Looking at the RTF Specifications page 145, section “Pictures”, picture data may either be stored as hex-encoded data, or raw binary data following the “\binN” control word. Although the specifications do not mention that possibility for OLE objects, it looks like MS Word supports it. In practice, any combination of hex-encoded and binary data is allowed.

The “\bin” control word is followed by a decimal number corresponding to the number of raw binary characters that follow it directly. Leading zeros are allowed. According to the specifications page 8, “An RTF parser must allow for up to 10 digits optionally preceded by a minus sign.

From my tests with MS Word, the decimal number may in fact contain up to 250 digits.

Finally, the \bin control word with its decimal parameter may be followed by an optional space character, before the raw binary data starts.

OK, but does it really matter?

Well, many tools need to parse RTF documents and to extract the files they may contain in OLE objects. This includes security analysis tools such as rtfobj and OfficeMalScanner/RTFScan, but also any antivirus engine.

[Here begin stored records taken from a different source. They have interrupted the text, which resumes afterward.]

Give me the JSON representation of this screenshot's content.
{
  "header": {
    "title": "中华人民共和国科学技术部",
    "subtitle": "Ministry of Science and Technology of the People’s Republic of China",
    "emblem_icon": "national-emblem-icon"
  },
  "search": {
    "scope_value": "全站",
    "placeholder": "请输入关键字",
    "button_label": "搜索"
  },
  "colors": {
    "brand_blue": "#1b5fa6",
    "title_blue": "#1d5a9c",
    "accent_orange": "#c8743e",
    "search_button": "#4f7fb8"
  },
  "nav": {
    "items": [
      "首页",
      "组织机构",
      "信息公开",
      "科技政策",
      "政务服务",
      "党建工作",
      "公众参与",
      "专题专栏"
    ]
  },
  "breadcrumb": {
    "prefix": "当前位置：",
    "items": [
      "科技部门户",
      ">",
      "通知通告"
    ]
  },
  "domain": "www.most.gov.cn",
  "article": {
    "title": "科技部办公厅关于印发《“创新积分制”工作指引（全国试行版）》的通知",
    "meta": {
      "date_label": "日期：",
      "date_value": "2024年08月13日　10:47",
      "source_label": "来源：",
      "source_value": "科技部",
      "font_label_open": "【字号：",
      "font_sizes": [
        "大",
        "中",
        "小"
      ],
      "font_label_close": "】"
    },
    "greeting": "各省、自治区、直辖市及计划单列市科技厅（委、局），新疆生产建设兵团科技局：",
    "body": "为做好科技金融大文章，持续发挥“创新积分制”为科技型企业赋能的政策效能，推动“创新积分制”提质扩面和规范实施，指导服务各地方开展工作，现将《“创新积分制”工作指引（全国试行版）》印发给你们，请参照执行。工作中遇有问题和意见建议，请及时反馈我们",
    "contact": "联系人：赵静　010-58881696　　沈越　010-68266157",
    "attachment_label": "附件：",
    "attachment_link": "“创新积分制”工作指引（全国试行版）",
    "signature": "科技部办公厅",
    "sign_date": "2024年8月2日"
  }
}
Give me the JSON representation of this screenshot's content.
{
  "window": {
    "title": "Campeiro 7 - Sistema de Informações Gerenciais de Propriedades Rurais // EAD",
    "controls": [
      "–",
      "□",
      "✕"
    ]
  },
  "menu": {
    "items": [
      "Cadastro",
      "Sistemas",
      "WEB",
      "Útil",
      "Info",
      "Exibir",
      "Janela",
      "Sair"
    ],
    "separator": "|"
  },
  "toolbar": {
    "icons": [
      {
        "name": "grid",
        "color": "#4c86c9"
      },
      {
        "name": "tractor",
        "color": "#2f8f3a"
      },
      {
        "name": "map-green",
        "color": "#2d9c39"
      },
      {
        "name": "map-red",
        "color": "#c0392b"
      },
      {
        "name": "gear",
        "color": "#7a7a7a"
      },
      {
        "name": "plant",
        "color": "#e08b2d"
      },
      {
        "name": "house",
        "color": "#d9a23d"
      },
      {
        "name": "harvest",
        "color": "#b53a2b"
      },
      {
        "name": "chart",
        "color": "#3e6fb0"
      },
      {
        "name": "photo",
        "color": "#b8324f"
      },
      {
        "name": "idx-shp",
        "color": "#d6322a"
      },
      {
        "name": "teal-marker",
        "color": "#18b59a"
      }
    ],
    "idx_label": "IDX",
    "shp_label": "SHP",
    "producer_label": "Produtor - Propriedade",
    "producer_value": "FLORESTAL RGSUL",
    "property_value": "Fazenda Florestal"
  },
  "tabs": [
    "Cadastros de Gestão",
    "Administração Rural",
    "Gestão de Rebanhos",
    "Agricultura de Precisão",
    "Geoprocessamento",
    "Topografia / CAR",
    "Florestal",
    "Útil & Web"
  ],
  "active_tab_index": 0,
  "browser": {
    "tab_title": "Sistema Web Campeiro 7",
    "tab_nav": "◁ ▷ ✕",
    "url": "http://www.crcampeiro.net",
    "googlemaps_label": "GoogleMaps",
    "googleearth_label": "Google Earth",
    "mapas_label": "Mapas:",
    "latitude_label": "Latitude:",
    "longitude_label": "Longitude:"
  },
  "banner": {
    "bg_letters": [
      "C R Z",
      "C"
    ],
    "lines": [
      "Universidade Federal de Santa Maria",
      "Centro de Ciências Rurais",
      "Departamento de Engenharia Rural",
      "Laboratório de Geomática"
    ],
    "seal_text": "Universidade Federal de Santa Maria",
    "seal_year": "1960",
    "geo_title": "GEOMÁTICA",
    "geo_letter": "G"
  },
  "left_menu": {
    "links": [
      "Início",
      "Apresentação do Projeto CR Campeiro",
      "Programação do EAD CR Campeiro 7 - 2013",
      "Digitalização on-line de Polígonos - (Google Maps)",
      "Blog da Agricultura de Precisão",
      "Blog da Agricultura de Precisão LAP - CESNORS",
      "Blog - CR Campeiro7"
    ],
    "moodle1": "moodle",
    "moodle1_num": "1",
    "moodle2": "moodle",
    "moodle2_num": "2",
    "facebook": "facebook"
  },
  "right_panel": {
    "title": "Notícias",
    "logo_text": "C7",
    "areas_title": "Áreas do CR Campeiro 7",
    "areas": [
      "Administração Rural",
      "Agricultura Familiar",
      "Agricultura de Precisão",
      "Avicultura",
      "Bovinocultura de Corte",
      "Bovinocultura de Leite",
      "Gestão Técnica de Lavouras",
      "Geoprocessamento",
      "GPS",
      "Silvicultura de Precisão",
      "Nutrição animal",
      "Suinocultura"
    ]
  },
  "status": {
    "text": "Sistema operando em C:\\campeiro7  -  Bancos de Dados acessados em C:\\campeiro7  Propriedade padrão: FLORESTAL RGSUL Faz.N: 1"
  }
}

I made a very quick test using a simple RTF document with an OLE Package object containing the EICAR test file: on VirusTotal, 30 out of the 56 antivirus engines detect the EICAR file. This may be surprising as one would expect 100% detection, but it is known for years that some antivirus vendors choose not to analyse files embedded into RTF on purpose, because those files will be caught as soon as the user tries to open them.

However, after applying all the tricks described in this article, only 6 antivirus engines out of 56 detect something suspicious. But out of these 6, only two actually detect the EICAR file properly. The other 4 report that the RTF file is malformed or obfuscated.

The consequence is that all the tricks described above can be used to hide malicious payloads that will not be picked up by most e-mail gateways, web proxies and intrusion detection systems. And they have already been used in the wild for several malware campaigns.

Rtfobj

My tool rtfobj is a quite simple Python script I wrote to identify and extract OLE objects in RTF documents. I improved it recently to handle all the cases described in this article.

It was especially used by @r00tbsd and @Sebdraven to analyze a recent malware sample exploiting the MS Word vulnerability CVE-2015-1641, as described in this article: http://www.sekoia.fr/blog/ms-office-exploit-analysis-cve-2015-1641/.

The new version of rtfobj may now be downloaded as part of the oletools package.